Reduced‐function polymorphisms in the high‐affinity carnitine transporter OCTN2 ( SLC22A5 )

Systemic carnitine deficiency (SCD) is a rare autosomal recessive disease resulting from defects in the OCTN2 ( SLC22A5 ) gene, which encodes the high‐affinity plasma membrane carnitine transporter. We screened for genetic polymorphisms in the OCTN2 coding region by direct sequencing of the exons and flanking intronic region of OCTN2 in a large sample (n=276) of ethnically diverse subjects. Additionally, we established lymphoblastoid cell lines from subjects homozygous for either allele of the previously‐identified promoter region variant, −207G>C. We found eight amino acid sequence variants of OCTN2, of which three (F17L, L144F, and P549S) were polymorphic in at least one ethnic group.
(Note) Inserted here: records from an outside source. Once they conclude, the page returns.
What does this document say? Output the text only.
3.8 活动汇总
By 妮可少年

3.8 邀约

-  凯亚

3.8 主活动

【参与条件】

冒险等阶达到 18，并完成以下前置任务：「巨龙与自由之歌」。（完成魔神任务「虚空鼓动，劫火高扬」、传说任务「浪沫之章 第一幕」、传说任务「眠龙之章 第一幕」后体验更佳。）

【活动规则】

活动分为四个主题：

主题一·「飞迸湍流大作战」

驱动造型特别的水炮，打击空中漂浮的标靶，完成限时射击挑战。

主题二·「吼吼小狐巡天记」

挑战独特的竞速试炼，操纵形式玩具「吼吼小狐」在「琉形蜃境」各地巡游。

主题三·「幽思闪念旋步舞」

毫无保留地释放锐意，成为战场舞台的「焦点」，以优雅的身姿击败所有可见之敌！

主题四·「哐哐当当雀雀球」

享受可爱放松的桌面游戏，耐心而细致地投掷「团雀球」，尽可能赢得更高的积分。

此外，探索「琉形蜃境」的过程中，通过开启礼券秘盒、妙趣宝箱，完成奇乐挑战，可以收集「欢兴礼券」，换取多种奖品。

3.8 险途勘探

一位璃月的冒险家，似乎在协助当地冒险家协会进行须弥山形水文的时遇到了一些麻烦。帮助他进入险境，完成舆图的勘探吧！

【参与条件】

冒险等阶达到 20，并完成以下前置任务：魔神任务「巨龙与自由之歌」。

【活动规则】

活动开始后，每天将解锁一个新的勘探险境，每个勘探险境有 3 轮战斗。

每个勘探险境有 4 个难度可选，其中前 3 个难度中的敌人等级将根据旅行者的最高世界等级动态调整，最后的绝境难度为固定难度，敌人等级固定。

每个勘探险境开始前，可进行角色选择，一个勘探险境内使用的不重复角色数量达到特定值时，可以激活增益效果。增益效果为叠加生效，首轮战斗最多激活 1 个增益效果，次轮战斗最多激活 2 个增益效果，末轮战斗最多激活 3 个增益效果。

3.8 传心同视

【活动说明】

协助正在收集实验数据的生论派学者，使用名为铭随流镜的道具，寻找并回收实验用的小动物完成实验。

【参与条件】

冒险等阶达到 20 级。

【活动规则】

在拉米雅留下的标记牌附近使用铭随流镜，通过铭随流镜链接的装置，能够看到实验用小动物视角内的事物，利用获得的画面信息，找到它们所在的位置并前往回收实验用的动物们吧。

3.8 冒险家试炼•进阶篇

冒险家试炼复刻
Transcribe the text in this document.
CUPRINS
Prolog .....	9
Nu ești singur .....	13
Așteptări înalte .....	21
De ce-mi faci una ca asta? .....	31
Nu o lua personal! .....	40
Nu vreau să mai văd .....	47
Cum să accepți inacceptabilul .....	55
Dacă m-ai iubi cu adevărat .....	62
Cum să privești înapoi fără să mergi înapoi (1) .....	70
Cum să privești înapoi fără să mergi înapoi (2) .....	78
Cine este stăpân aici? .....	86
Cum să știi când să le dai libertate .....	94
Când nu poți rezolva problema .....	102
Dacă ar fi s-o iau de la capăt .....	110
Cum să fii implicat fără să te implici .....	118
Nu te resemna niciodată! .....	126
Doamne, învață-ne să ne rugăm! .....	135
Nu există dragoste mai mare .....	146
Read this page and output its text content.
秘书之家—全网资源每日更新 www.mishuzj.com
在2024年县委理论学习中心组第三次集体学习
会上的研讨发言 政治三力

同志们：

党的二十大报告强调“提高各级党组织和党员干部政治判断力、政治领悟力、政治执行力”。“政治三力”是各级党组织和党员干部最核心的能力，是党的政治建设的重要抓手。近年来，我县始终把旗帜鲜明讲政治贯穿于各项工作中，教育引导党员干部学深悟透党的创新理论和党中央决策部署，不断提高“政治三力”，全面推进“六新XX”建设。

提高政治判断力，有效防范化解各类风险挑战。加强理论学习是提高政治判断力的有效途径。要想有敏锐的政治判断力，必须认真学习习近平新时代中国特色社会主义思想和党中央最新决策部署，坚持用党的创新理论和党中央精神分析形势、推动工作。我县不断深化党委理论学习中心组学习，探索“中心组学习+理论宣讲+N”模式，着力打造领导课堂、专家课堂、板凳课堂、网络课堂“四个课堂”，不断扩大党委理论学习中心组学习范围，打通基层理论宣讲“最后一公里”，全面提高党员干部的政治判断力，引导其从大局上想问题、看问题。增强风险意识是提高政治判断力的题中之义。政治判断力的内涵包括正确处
When assayed for functional activity by expression in HEK‐293 cells, using as probes both the endogenous substrate (L‐carnitine) and the organic cation tetraethylammonium, three variants showed functional differences from the reference OCTN2 (F17L, Y449D, V481F, p<0.05). Lymphoblasts from subjects homozygous for the −207G allele showed increased L‐carnitine transport compared to the −207C/C homozygotes (p<0.05), which was explained by increased OCTN2 mRNA in these cells. This study suggests that natural variants of OCTN2 found in healthy populations may contribute to variation in the disposition of carnitine and some clinically used drugs. Data are available at www.PharmGKB.org . Supported by NIH GM61390 and GM36780.